O género de perna-vermelha
Perna-vermelha designa o nome de uma ave limícola da família dos maçaricos, com o nome científico Tringa totanus. Os observadores de aves referem-se a esta espécie no masculino: «o perna-vermelha», «um perna-vermelha», havendo também referências bibliográficas antigas (de 1930) que utilizam o género masculino quando se referem a esta espécie. Contudo, em todos os dicionários que consultei, o termo perna-vermelha é registado como sendo um substantivo do género feminino. Penso que esta é uma daquelas situações em que os dicionários registam uma forma, e as pessoas que mais utilizam o termo preferem outro género. Gostaria que me esclarecessem sobre o género correcto da palavra perna-vermelha. A mesma dúvida se aplica à ave perna-verde (a qual, contudo, não encontrei nos dicionários).
O prefixo nuper-
No âmbito jurídico, inclusive em decisões judiciais e em artigos acadêmicos, não é raro o adjetivo "nupercitado(a)", aparentemente como sinônimo de supracitado(a). Exemplo: «[...] É certo que a lei nupercitada estabelece em seu art. 6.º: "Não serão de domínio da União, dos Estados, do Distrito Federal ou dos Municípios as obras por eles simplesmente subvencionadas".» Gostaria de saber se o adjetivo existe, e qual o significado do prefixo nuper-. Observo que o Vocabulário Ortográfico da Língua Portuguesa da Academia Brasileira de Letras registra o adjetivo nuperpublicado. Desde já agradeço.
O uso de ele como complemento direto (dialetal)

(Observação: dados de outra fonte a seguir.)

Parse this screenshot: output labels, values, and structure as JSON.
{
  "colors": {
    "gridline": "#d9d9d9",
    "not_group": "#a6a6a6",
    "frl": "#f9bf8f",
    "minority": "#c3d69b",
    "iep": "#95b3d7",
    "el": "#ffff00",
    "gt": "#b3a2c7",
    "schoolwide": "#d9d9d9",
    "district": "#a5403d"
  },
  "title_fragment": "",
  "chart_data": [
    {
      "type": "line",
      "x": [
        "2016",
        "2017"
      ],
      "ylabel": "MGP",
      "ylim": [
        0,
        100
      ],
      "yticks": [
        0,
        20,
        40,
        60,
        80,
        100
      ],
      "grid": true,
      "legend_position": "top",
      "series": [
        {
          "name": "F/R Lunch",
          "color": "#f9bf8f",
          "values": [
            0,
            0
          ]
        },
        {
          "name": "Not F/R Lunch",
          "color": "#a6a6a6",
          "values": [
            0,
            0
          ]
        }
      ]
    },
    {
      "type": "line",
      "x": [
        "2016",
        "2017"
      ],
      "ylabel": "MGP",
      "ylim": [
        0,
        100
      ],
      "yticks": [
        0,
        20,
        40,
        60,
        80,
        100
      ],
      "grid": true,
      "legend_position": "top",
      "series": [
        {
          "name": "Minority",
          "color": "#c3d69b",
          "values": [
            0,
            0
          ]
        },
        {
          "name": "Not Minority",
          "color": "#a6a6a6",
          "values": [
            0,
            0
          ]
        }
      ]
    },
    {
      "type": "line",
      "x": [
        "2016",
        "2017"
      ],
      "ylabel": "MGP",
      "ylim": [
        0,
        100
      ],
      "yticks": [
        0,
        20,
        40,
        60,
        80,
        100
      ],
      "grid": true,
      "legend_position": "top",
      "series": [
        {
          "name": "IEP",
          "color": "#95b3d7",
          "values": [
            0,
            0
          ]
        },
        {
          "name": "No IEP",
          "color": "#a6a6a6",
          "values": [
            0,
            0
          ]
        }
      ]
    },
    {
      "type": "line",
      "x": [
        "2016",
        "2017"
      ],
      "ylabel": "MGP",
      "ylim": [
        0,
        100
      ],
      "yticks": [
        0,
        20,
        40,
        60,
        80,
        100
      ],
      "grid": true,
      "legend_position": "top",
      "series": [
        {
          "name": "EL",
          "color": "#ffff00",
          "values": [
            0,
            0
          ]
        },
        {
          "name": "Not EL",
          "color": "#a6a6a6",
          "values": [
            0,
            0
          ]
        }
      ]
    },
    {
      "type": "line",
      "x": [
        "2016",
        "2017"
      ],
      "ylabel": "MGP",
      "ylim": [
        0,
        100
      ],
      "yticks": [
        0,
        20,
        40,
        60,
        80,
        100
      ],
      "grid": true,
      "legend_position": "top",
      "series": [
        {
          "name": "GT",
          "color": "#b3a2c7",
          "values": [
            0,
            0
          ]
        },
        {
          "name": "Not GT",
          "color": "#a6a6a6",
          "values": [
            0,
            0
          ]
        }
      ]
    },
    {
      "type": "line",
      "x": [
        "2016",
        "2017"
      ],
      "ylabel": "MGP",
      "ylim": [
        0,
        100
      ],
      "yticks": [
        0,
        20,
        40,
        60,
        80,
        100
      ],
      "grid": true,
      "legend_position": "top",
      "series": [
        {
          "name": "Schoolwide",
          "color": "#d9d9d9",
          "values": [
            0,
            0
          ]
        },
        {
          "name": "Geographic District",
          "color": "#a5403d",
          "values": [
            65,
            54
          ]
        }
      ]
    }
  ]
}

Primeiramente gostaria de cumprimentá-los pela excelente prestação de serviços com que somos brindados pelo Ciberdúvidas! No português brasileiro, a oposição pronome reto X pronome oblíquo átono não é levada a sério na fala espontânea, ficando restrita à língua escrita formal. Assim, são comuns frases como «eu conheço ele», «eu encontrei ela», «eu vi elas», etc. O único caso que se obedece é a oposição eu e me e, mesmo assim, entre pessoas de muito baixa escolaridade, pode-se ouvir um «ele viu eu» ou, ainda pior, «ela me viu eu». [...] Eu gostaria de saber, afinal, se em Portugal, na fala espontânea, podem-se encontrar construções com o pronome reto empregado em vez do oblíquo átono. PS.: Não há problemas para o brasileiro, mesmo de pouca instrução, em relação às formas tônicas.